6) (Optional) Discoverability architecture for web platforms

  • Inputs: If applicable: site/app information architecture; SEO importance; crawl constraints.
  • Actions: Define sitemap requirements (categorization, pagination, freshness) and internal-linking rules (“related content”, indexability controls, canonicalization).
  • Outputs: Discoverability plan (draft) or “Not applicable” decision.
  • Checks: A crawler can reach all indexable pages via links/sitemaps; “noindex”/canonicals are intentional.

7) Turn decisions into a sequenced execution roadmap

  • Inputs: Draft deliverables; constraints; dependencies; capacity.
  • Actions: Prioritize initiatives using impact × risk × effort × lead time. Create milestones, owners, and rollout plans (including deprecation/decommission for old paths).
  • Outputs: Execution roadmap (draft).
  • Checks: Roadmap has a first executable milestone, explicit dependencies, and measurable acceptance criteria.

8) Quality gate + finalize

  • Inputs: Full draft pack.
  • Actions: Run references/CHECKLISTS.md and score with references/RUBRIC.md. Tighten unclear contracts, add missing measures, and always include Risks / Open questions / Next steps.
  • Outputs: Final Platform & Infrastructure Improvement Pack.
  • Checks: A team can execute without extra meetings; unknowns are explicit and owned.

Quality gate (required)

Examples

Example 1 (shared capabilities): “Use platform-infrastructure for a B2B analytics app where every team keeps rebuilding export, filtering, and permissions. Output a platformization plan + roadmap + SLO targets.”

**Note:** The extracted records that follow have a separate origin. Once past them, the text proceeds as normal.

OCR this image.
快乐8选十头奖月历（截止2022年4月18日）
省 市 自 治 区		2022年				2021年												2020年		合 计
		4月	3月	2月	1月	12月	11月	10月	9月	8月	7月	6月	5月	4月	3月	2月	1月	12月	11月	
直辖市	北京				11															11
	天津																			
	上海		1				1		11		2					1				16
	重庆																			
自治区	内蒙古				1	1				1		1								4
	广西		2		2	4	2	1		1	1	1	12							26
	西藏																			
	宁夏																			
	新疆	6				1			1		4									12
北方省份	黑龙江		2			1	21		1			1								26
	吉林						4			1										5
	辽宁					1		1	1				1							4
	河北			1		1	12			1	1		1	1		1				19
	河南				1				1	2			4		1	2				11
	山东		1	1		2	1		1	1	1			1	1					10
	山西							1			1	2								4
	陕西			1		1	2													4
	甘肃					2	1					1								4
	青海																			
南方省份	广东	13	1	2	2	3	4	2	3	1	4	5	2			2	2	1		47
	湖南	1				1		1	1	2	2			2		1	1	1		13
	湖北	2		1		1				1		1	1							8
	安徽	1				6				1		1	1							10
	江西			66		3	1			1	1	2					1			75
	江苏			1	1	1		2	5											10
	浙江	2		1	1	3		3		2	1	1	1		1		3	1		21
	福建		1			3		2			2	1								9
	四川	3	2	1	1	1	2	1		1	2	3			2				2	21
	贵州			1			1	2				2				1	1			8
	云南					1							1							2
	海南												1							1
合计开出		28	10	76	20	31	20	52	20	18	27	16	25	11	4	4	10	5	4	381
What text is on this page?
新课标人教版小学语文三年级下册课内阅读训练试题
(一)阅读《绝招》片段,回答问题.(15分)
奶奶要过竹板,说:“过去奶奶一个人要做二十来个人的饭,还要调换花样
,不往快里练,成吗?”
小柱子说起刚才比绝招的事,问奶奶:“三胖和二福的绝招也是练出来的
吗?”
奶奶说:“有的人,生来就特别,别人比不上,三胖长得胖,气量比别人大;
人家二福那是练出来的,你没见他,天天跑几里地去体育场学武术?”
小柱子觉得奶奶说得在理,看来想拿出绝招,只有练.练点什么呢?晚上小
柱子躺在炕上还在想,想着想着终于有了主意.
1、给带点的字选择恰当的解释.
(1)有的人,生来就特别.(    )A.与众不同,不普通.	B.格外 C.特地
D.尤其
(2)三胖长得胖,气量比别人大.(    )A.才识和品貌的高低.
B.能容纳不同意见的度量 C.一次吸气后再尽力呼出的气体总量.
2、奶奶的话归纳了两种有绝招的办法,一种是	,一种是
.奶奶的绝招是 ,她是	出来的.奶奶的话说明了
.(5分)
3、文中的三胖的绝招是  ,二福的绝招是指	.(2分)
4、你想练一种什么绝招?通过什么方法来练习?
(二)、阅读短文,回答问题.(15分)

Example 2 (scaling readiness): “We expect 5× traffic in 6 months. Define a doomsday clock for Postgres limits, propose scaling projects, and set reliability/performance SLOs. Also standardize server-side analytics.”

Boundary example: “We’re mid-incident and pages are down—tell us what to do right now.”
Response: out of scope; recommend incident response first, then use this skill post-incident to create the scaling plan and reliability roadmap.